Speaking With an English or American Accent

Speaking with a correct accent involves having correct pronunciation. As a teacher you need to have in mind exactly which accent your student is trying to pick up, if you're American and your student wishes to learn British you might not be a good match for them. If your a student read on and you can learn some tips on what to expect from your teacher.

Pronunciation is a broad term containing a variety of factors. The first thing you need to determine is where the problems lie by reading, or having your student read, a short dialogue. Identify the intonation, stress, or rhythm of their words. You may also notice incorrect vowel patterns or consonant pronunciation. Take notes and correct these inaccuracies.

One very noticeable issue you will come across with English learners of second languages, or ESL, is something called minimal pairs.  This is when two separate words can have entirely different meaning based on the smallest unit of sound. For example, the words 'lip' and 'rip' are separated in meaning only by one sound. The only way to distinguish 'rip' from 'lip' is by knowing the correct pronunciation of the letter r.
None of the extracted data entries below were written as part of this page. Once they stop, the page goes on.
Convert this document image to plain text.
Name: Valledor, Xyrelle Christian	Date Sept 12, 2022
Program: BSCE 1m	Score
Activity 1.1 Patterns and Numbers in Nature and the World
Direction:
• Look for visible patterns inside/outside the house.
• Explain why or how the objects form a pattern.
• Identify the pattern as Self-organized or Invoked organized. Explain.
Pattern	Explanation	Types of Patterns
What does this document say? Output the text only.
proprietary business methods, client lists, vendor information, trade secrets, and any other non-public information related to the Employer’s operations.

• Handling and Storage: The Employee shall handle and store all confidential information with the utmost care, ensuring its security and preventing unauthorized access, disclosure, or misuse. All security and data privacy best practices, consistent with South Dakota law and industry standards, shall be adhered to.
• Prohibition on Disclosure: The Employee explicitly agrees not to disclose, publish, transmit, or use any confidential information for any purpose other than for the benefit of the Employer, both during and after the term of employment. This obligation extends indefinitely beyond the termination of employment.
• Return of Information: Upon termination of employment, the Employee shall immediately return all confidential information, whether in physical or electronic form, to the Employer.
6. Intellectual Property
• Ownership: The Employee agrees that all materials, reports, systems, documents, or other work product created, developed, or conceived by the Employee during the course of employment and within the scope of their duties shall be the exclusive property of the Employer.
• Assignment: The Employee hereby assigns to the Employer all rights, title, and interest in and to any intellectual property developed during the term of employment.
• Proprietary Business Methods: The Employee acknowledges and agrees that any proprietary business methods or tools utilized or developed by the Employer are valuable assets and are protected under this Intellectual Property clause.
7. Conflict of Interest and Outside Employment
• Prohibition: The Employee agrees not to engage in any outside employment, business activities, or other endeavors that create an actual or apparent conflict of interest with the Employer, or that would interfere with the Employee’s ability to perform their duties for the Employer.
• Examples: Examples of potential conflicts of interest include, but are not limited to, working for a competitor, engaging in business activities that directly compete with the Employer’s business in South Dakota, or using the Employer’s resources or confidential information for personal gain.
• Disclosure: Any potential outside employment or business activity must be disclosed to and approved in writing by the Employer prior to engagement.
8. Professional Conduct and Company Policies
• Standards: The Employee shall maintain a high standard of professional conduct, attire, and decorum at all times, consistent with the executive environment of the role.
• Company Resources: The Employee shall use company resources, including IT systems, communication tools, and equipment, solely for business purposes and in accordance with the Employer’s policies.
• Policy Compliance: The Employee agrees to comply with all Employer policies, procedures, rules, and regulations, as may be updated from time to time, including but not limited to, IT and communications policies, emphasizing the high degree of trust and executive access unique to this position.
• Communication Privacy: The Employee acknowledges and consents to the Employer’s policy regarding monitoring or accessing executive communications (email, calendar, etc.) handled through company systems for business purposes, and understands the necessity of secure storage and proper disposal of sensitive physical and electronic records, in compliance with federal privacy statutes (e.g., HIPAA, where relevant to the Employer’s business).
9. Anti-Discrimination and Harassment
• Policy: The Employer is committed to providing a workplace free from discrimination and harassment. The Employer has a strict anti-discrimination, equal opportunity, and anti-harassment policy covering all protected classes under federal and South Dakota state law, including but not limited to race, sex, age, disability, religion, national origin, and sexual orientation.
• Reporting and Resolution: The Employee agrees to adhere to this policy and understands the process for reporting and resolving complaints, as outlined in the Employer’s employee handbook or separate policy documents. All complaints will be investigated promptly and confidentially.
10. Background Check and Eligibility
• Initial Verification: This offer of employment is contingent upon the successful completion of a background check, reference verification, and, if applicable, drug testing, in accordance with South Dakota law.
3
For example, in Korea it is difficult to distinguish between the R and L sounds. Additionally, Koreans have no short i sound in their native language causing minimal pair issues when distinguishing between “sheep and ship.” These two words are distinguished only by one smallest unit of sound.

There are many effective techniques to teaching accent and pronunciation and this first is imitation. Attempt to imitate the problematic sounds by you or your student imitating native English speech. It is beneficial to repeat a targeted sound at least two times followed by a vocabulary word itself. For example, “Shuh Shuh Shoe” will help develop the “sh” sound in the English language. Repetition of the various sounds and contrasting them with different sounds is also beneficial. In the case of learning “sh” you may also want to teach “ch” to contrast the different sounds. By attempting the word “chew” you can attempt to differentiate between the words “shoe” and “chew.”

Imitation is not the only effective method; you or your teacher can also develop native speaking patterns by observing the shape of the mouth as well as the placement of the tongue when pronouncing a targeted sound. Attempt to mimic the same physical movement of the mouth and make the sound.  It may seem a little goofy to practice this with your teacher or student, but it actually can be quite effective to see clearly how the accent you are trying to develop is pronounced. If you are an artistic type you could draw a mouth shape and tongue placement in your notebook or if you are a teacher you can draw this on the board.

When you hear the right sound it is important to reinforce that sound so you are able to conjure it at will. Additionally, be aware of when you or your student is making the correct sound, otherwise your efforts will be useless. When you are aware of a correct sound it will be easier to recall later.